Features

August 1, 2011  

Cyber yawn

To the Pentagon for its cyber defense strategy, which falls into the same trap where countless previous cyber policy documents have fallen, describing broad initiatives while avoiding specific solutions.

The Defense Department’s strategy, released July 14, lists among its top initiatives to counter cyberspace threats that it will treat cyberspace as an operational domain; implement new security concepts; partner with other agencies and the private sector; build relationships with international partners; and develop talent to spur innovation.

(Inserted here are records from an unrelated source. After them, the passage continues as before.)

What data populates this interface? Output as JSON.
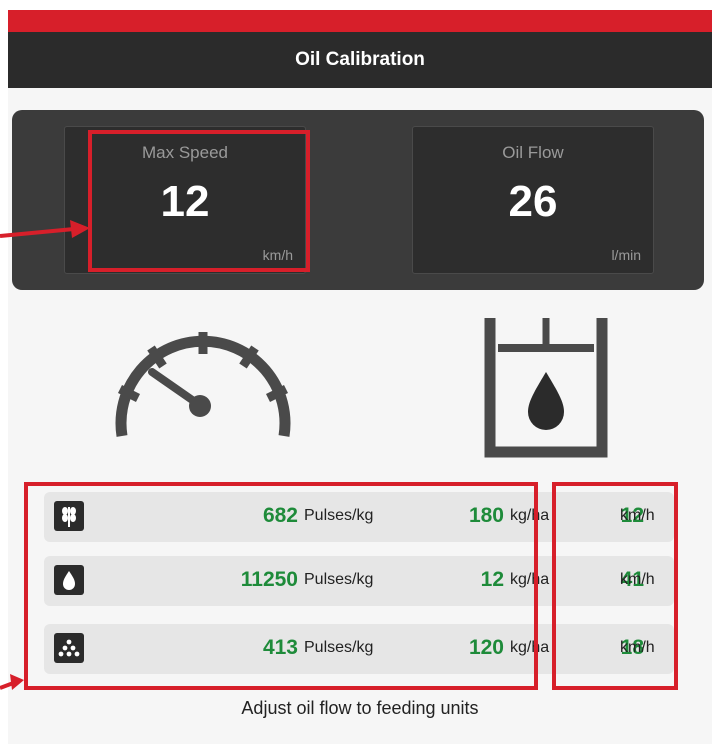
{
  "header": {
    "title": "Oil Calibration"
  },
  "tiles": {
    "max_speed": {
      "label": "Max Speed",
      "value": "12",
      "unit": "km/h"
    },
    "oil_flow": {
      "label": "Oil Flow",
      "value": "26",
      "unit": "l/min"
    }
  },
  "icons": {
    "speedometer": "speedometer-icon",
    "oil_tank": "oil-tank-icon"
  },
  "rows": [
    {
      "icon": "grain-icon",
      "pulses": "682",
      "pulses_unit": "Pulses/kg",
      "rate": "180",
      "rate_unit": "kg/ha",
      "speed": "12",
      "speed_unit": "km/h"
    },
    {
      "icon": "seed-drop-icon",
      "pulses": "11250",
      "pulses_unit": "Pulses/kg",
      "rate": "12",
      "rate_unit": "kg/ha",
      "speed": "41",
      "speed_unit": "km/h"
    },
    {
      "icon": "granules-icon",
      "pulses": "413",
      "pulses_unit": "Pulses/kg",
      "rate": "120",
      "rate_unit": "kg/ha",
      "speed": "18",
      "speed_unit": "km/h"
    }
  ],
  "footer": {
    "text": "Adjust oil flow to feeding units"
  },
  "colors": {
    "accent_red": "#d71f2a",
    "value_green": "#1e8b3a",
    "dark_panel": "#3b3b3b"
  }
}
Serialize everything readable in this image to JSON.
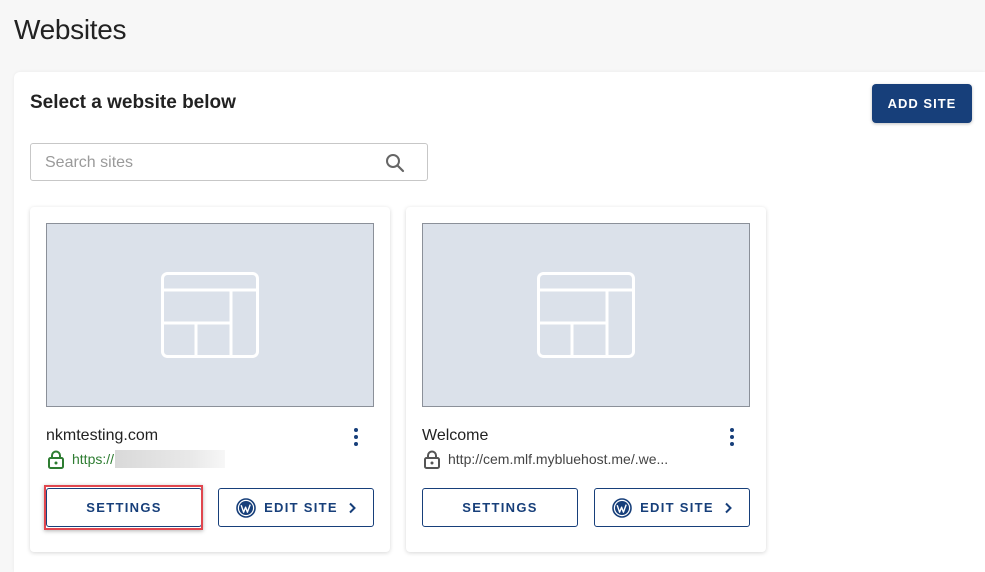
{
  "page": {
    "title": "Websites"
  },
  "panel": {
    "heading": "Select a website below",
    "add_site_label": "ADD SITE"
  },
  "search": {
    "placeholder": "Search sites",
    "value": ""
  },
  "sites": [
    {
      "name": "nkmtesting.com",
      "url": "https://",
      "secure": true,
      "settings_label": "SETTINGS",
      "edit_label": "EDIT SITE",
      "settings_highlighted": true
    },
    {
      "name": "Welcome",
      "url": "http://cem.mlf.mybluehost.me/.we...",
      "secure": false,
      "settings_label": "SETTINGS",
      "edit_label": "EDIT SITE",
      "settings_highlighted": false
    }
  ],
  "icons": {
    "search": "search-icon",
    "layout_placeholder": "layout-placeholder-icon",
    "kebab": "kebab-menu-icon",
    "lock": "lock-icon",
    "wordpress": "wordpress-icon",
    "chevron": "chevron-right-icon"
  },
  "colors": {
    "brand": "#173f7a",
    "secure_url": "#2e7d32",
    "highlight": "#e0464e",
    "thumbnail_bg": "#dbe1ea"
  }
}
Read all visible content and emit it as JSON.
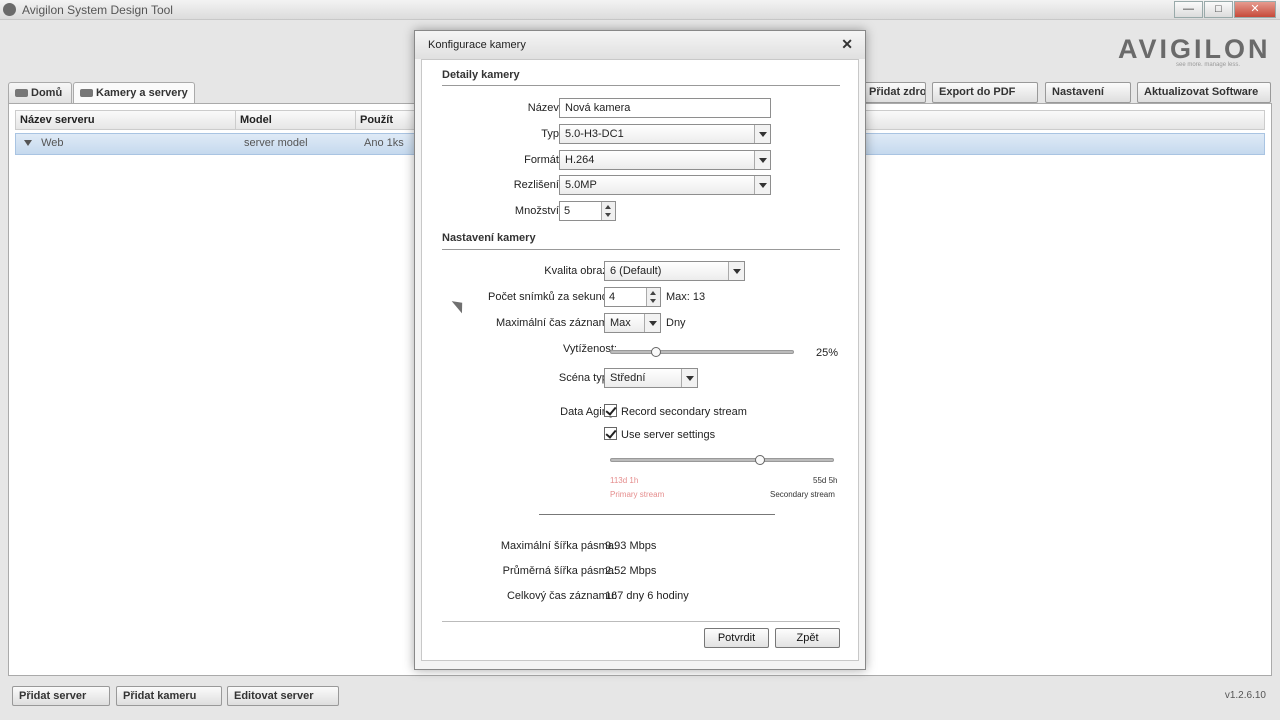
{
  "window": {
    "title": "Avigilon System Design Tool",
    "controls": [
      "—",
      "□",
      "✕"
    ]
  },
  "logo": {
    "text": "AVIGILON",
    "tagline": "see more. manage less."
  },
  "tabs": [
    {
      "label": "Domů"
    },
    {
      "label": "Kamery a servery"
    }
  ],
  "toolbar": {
    "buttons": [
      "Přidat zdroj",
      "Export do PDF",
      "Nastavení",
      "Aktualizovat Software"
    ]
  },
  "grid": {
    "columns": [
      "Název serveru",
      "Model",
      "Použít"
    ],
    "row": {
      "name": "Web",
      "model": "server model",
      "used": "Ano 1ks"
    }
  },
  "bottom": {
    "buttons": [
      "Přidat server",
      "Přidat kameru",
      "Editovat server"
    ],
    "version": "v1.2.6.10"
  },
  "dialog": {
    "title": "Konfigurace kamery",
    "close": "✕",
    "camera_details": {
      "heading": "Detaily kamery",
      "name_label": "Název:",
      "name_value": "Nová kamera",
      "type_label": "Typ:",
      "type_value": "5.0-H3-DC1",
      "format_label": "Formát:",
      "format_value": "H.264",
      "resolution_label": "Rezlišení:",
      "resolution_value": "5.0MP",
      "quantity_label": "Množství:",
      "quantity_value": "5"
    },
    "camera_settings": {
      "heading": "Nastavení kamery",
      "quality_label": "Kvalita obrazu:",
      "quality_value": "6 (Default)",
      "fps_label": "Počet snímků za sekundu:",
      "fps_value": "4",
      "fps_max": "Max: 13",
      "rec_time_label": "Maximální čas záznamu:",
      "rec_time_value": "Max",
      "rec_time_unit": "Dny",
      "load_label": "Vytíženost:",
      "load_value": "25%",
      "load_level_percent": 25,
      "scene_label": "Scéna typu:",
      "scene_value": "Střední",
      "aging_label": "Data Aging:",
      "record_secondary": "Record secondary stream",
      "use_server": "Use server settings",
      "aging_left_value": "113d 1h",
      "aging_left_label": "Primary stream",
      "aging_right_value": "55d 5h",
      "aging_right_label": "Secondary stream",
      "aging_split_percent": 67
    },
    "summary": {
      "max_bw_label": "Maximální šířka pásma:",
      "max_bw_value": "9.93 Mbps",
      "avg_bw_label": "Průměrná šířka pásma:",
      "avg_bw_value": "2.52 Mbps",
      "total_label": "Celkový čas záznamu:",
      "total_value": "167 dny 6 hodiny"
    },
    "confirm_label": "Potvrdit",
    "back_label": "Zpět"
  }
}
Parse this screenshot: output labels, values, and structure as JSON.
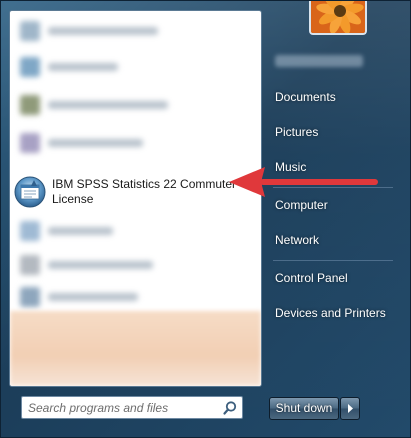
{
  "left_pane": {
    "highlighted_item": {
      "label": "IBM SPSS Statistics 22 Commuter License",
      "icon": "spss-app-icon"
    }
  },
  "search": {
    "placeholder": "Search programs and files",
    "icon": "search-icon"
  },
  "right_pane": {
    "items": [
      {
        "label": "Documents"
      },
      {
        "label": "Pictures"
      },
      {
        "label": "Music"
      },
      {
        "label": "Computer"
      },
      {
        "label": "Network"
      },
      {
        "label": "Control Panel"
      },
      {
        "label": "Devices and Printers"
      }
    ]
  },
  "shutdown": {
    "label": "Shut down",
    "arrow_icon": "chevron-right-icon"
  },
  "annotation": {
    "arrow_color": "#e0383b"
  }
}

Such broad brushstrokes not only make the same obvious bullet points of all other national cyber strategies — including that of the White House, which almost immediately lost any momentum — but they fail to pinpoint the tasks that can be priced out, resourced and put into action.

The pace at which cyber attacks is picking up — with more frequent and daring attacks on DoD and defense manufacturer networks — means the time is long past for issuing general road maps. We surely know by now that partnering, building relationships and developing talent are good ideas. What’s urgently needed is a nitty-gritty action list tailored to the problem.

DoD’s new cyber strategy does, for the first time, make clear that the U.S. will consider a military response to a major attack on its civilian and defense computer networks. That’s an important message to send to cyber foes. Now, the Pentagon must work at identifying more cyber defense “how-to’s.”